It all starts with a Wedding, that’s what I say. When I get an invitation to someone’s ‘Marriage’ I have this strong urge to call them up to correct their grammer, or is it grammar……….. because the wedding is the bit when you make impossible vows and completely believe in them, and the marriage is the rest of your life together. So not the same thing.
These vows are written in stone, or so you think at the time. They also ask of you more than will ever be asked of you in any other part of your life. What seemed like an uphill struggle before, when you were free and single, evanesce as you face the stark and solid truth that the old mother-in-law has the upper hand and, what’s more, always will. Now that I am one myself, I feel very unsure of myself at times, and rightly so. The old type of mother in law was comfortably certain of her place on the family throne, whereas we unsure ones watched them from the servants gallery and vowed we would never be like them. Well, mostly we are achieving just that, and, in doing so, in approaching with more tact we are making new mistakes. It is the way of things.
I don’t remember if I promised to obey or not, but what laughs me a lot, is that it matters one way or the other. The animated discussions I have overheard concerning which words are left out and which put in to a wedding ceremony adds a value that most certainly dilutes in time. I suppose in the olden days, if someone didn’t obey or honour or cherish and it was brought to the Judgement Mound and proclaimed before the Wise Men, and if it was found to be true, due punishment would have been administered, its legacy, shame. Nowadays, the Judgement Mounds are covered with heather and bluebells, their ancient role all but forgotten.
After the fluffery wuffery of the wedding, and the first halcyon days of playing house, the serious business of life clicks in. We put away the wedding dress and don the apron. It’s not a bad, but a good thing, because scrubbing a floor in a wedding dress is asking for trouble. So, we move on into our new days, we two people who have made the biggest decision of our lives. No maps are handed out. We will now sail into uncharted waters, learning from each other and working day by day to weave a new cloth from the colours each one brought to the mix, very different colours, different histories, different understanding of light and dark, texture and balance, give and take, up and down. Who will lead and who will follow? Who will let go and who will hold on. Who thinks of solutions and who chews over the disaster? None of this has really been revealed as yet for neither of us have stood the test, not yet. Falling in love is a momentary thing. Staying there, when things begin to annoy and upset, letting them take their place in the weaving of the cloth when all you want to see are the vibrant colours of joy and happiness, is quite another. The trick is to let that happen without feeling a sense of loss. The trick is not to imagine this woman is trying to mother me, when she shouts at me for sock-dropping, or that this man is trying to control and contain me, when he challenges the cut of my dress The trick is, the trick is………

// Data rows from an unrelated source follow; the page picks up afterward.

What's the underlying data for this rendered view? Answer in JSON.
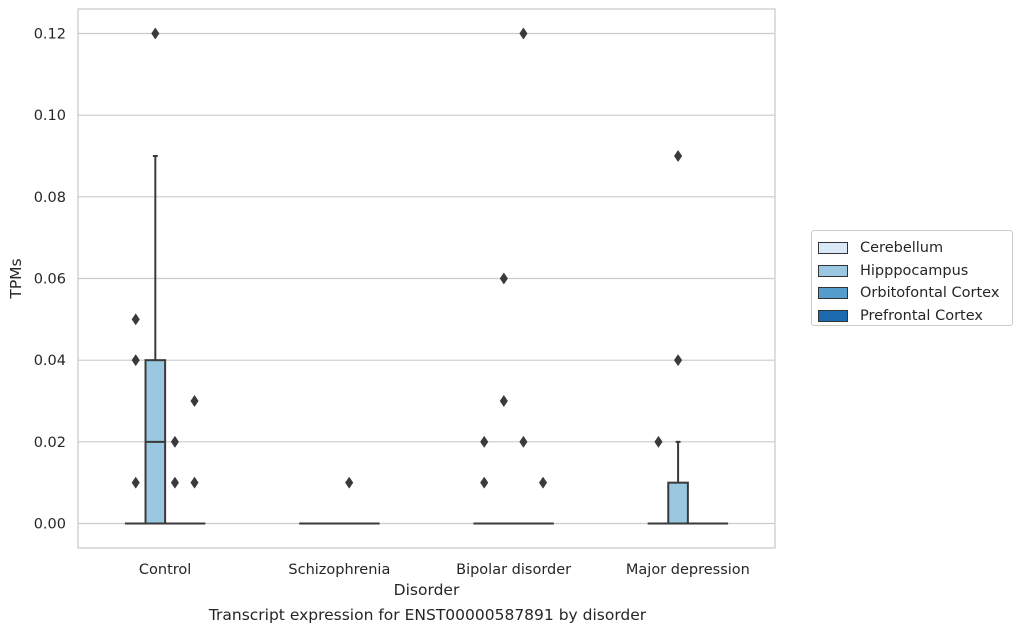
{
  "caption": "Transcript expression for ENST00000587891 by disorder",
  "chart_data": {
    "type": "box",
    "title": "",
    "xlabel": "Disorder",
    "ylabel": "TPMs",
    "ylim": [
      -0.006,
      0.126
    ],
    "yticks": [
      0.0,
      0.02,
      0.04,
      0.06,
      0.08,
      0.1,
      0.12
    ],
    "ytick_labels": [
      "0.00",
      "0.02",
      "0.04",
      "0.06",
      "0.08",
      "0.10",
      "0.12"
    ],
    "grid": "horizontal",
    "legend_placement": "right",
    "categories": [
      "Control",
      "Schizophrenia",
      "Bipolar disorder",
      "Major depression"
    ],
    "series": [
      {
        "name": "Cerebellum",
        "color": "#dbe9f6"
      },
      {
        "name": "Hipppocampus",
        "color": "#9ac8e0"
      },
      {
        "name": "Orbitofontal Cortex",
        "color": "#529dcc"
      },
      {
        "name": "Prefrontal Cortex",
        "color": "#1c6aaf"
      }
    ],
    "boxes": [
      {
        "category": "Control",
        "series": "Cerebellum",
        "q1": 0.0,
        "median": 0.0,
        "q3": 0.0,
        "whisker_low": 0.0,
        "whisker_high": 0.0,
        "outliers": [
          0.01,
          0.04,
          0.05
        ]
      },
      {
        "category": "Control",
        "series": "Hipppocampus",
        "q1": 0.0,
        "median": 0.02,
        "q3": 0.04,
        "whisker_low": 0.0,
        "whisker_high": 0.09,
        "outliers": [
          0.12
        ]
      },
      {
        "category": "Control",
        "series": "Orbitofontal Cortex",
        "q1": 0.0,
        "median": 0.0,
        "q3": 0.0,
        "whisker_low": 0.0,
        "whisker_high": 0.0,
        "outliers": [
          0.01,
          0.02
        ]
      },
      {
        "category": "Control",
        "series": "Prefrontal Cortex",
        "q1": 0.0,
        "median": 0.0,
        "q3": 0.0,
        "whisker_low": 0.0,
        "whisker_high": 0.0,
        "outliers": [
          0.01,
          0.03
        ]
      },
      {
        "category": "Schizophrenia",
        "series": "Cerebellum",
        "q1": 0.0,
        "median": 0.0,
        "q3": 0.0,
        "whisker_low": 0.0,
        "whisker_high": 0.0,
        "outliers": []
      },
      {
        "category": "Schizophrenia",
        "series": "Hipppocampus",
        "q1": 0.0,
        "median": 0.0,
        "q3": 0.0,
        "whisker_low": 0.0,
        "whisker_high": 0.0,
        "outliers": []
      },
      {
        "category": "Schizophrenia",
        "series": "Orbitofontal Cortex",
        "q1": 0.0,
        "median": 0.0,
        "q3": 0.0,
        "whisker_low": 0.0,
        "whisker_high": 0.0,
        "outliers": [
          0.01
        ]
      },
      {
        "category": "Schizophrenia",
        "series": "Prefrontal Cortex",
        "q1": 0.0,
        "median": 0.0,
        "q3": 0.0,
        "whisker_low": 0.0,
        "whisker_high": 0.0,
        "outliers": []
      },
      {
        "category": "Bipolar disorder",
        "series": "Cerebellum",
        "q1": 0.0,
        "median": 0.0,
        "q3": 0.0,
        "whisker_low": 0.0,
        "whisker_high": 0.0,
        "outliers": [
          0.01,
          0.02
        ]
      },
      {
        "category": "Bipolar disorder",
        "series": "Hipppocampus",
        "q1": 0.0,
        "median": 0.0,
        "q3": 0.0,
        "whisker_low": 0.0,
        "whisker_high": 0.0,
        "outliers": [
          0.03,
          0.06
        ]
      },
      {
        "category": "Bipolar disorder",
        "series": "Orbitofontal Cortex",
        "q1": 0.0,
        "median": 0.0,
        "q3": 0.0,
        "whisker_low": 0.0,
        "whisker_high": 0.0,
        "outliers": [
          0.02,
          0.12
        ]
      },
      {
        "category": "Bipolar disorder",
        "series": "Prefrontal Cortex",
        "q1": 0.0,
        "median": 0.0,
        "q3": 0.0,
        "whisker_low": 0.0,
        "whisker_high": 0.0,
        "outliers": [
          0.01
        ]
      },
      {
        "category": "Major depression",
        "series": "Cerebellum",
        "q1": 0.0,
        "median": 0.0,
        "q3": 0.0,
        "whisker_low": 0.0,
        "whisker_high": 0.0,
        "outliers": [
          0.02
        ]
      },
      {
        "category": "Major depression",
        "series": "Hipppocampus",
        "q1": 0.0,
        "median": 0.0,
        "q3": 0.01,
        "whisker_low": 0.0,
        "whisker_high": 0.02,
        "outliers": [
          0.04,
          0.09
        ]
      },
      {
        "category": "Major depression",
        "series": "Orbitofontal Cortex",
        "q1": 0.0,
        "median": 0.0,
        "q3": 0.0,
        "whisker_low": 0.0,
        "whisker_high": 0.0,
        "outliers": []
      },
      {
        "category": "Major depression",
        "series": "Prefrontal Cortex",
        "q1": 0.0,
        "median": 0.0,
        "q3": 0.0,
        "whisker_low": 0.0,
        "whisker_high": 0.0,
        "outliers": []
      }
    ]
  }
}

The goodly thing about Goodly Life is that it keeps waking us up each morning with birdsong or Chris Evans or the dooby doo of an alarm clock, or a baby’s wail, or that eerie silence that tells you it snowed overnight. We keep waking, we keep feeling hungry, needing a walk, a cup of tea, a chat with a friend. Our brains must plan school mornings, bus time-tables, train schedules and packed lunch boxes. This is it, this is life and this, shared, keeps us moving through our daily rounds, bumping into each other, working out the best way to do this or not do that, until gradually we weave ourselves into one cloth.

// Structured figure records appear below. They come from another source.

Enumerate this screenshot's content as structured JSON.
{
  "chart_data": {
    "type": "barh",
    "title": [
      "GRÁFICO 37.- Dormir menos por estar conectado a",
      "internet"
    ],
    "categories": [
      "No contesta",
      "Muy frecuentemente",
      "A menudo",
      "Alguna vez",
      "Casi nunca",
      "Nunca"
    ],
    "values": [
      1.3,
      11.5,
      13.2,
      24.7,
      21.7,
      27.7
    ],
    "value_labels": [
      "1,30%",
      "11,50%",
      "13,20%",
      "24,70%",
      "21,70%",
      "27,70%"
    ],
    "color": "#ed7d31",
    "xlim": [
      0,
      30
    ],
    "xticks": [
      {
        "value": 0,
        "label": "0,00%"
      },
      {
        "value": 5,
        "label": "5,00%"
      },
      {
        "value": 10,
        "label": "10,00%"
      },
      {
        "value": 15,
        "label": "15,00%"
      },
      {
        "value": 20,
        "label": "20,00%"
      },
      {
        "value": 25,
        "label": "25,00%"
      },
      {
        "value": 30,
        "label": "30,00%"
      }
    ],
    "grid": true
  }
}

If any of us knew what lay ahead, we might never begin. How we learn to deal with whatever comes along, is all in the strength of that cloth, the warp and weft of it, the necessary tension, the edging. When storms prevail and loud black clouds hang overhead all packed with lightning flash and cold wet rain, we can use this cloth for shelter and warmth, but it will only give back what we have woven into it. The history we make together is not solely of our own pasts, but it is a new thing. We bring in children, carving their histories out for them, at least, in the very beginning. Each of us is a new creature, with unique quirks and gifts, thoughts and concerns. Each one of us sees a thing differently, even if we mostly agree on the image it creates in our minds. However, there is one thing I have found to be almost universal, and that is the instant and unconditional love a parent feels for their child. I know life can sour a relationship, but after the angry words are spoken and the protection in place, I still believe this love surpasses all other loves, and it never fails to astonish on first encounter. I remember it each time a babe was born from me, that however scared I may have been of dangers unknown, I knew I would protect this child’s life with my own, and I still would.

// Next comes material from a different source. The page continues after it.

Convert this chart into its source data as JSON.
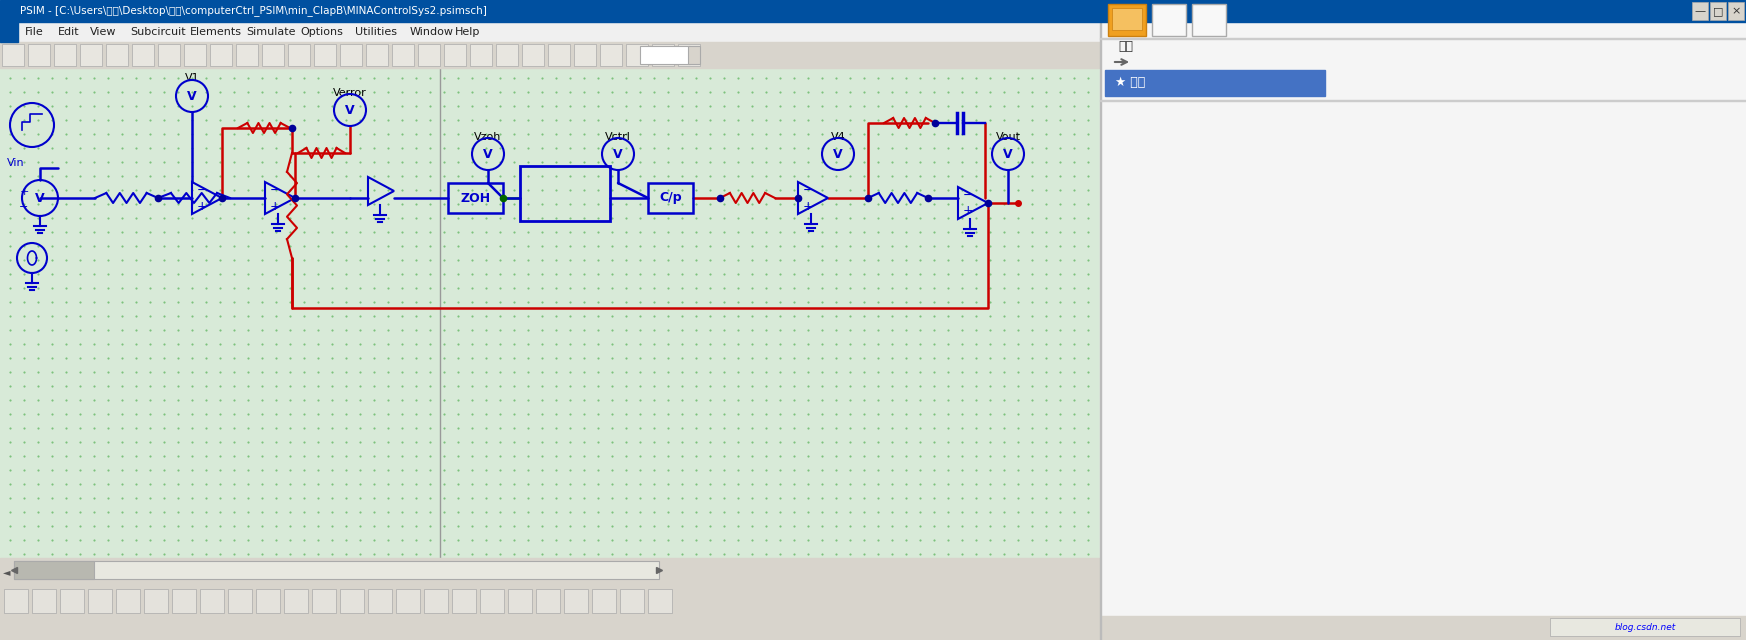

At this end of a verrrrrry long marriage, there is a very colourful cloth around us, five colourful children and their families. Nobody could say we quietly got on with our lives together, obeying the rules, but, instead, raved against the wrongs, laughed and lived wildly, generously, and mostly in complete chaos. On this day, we look at each other and we both marvel. How on earth we managed, against all the odds, to be celebrating 43 years together, even all ‘vowed up’, is a mystery, and not just to us.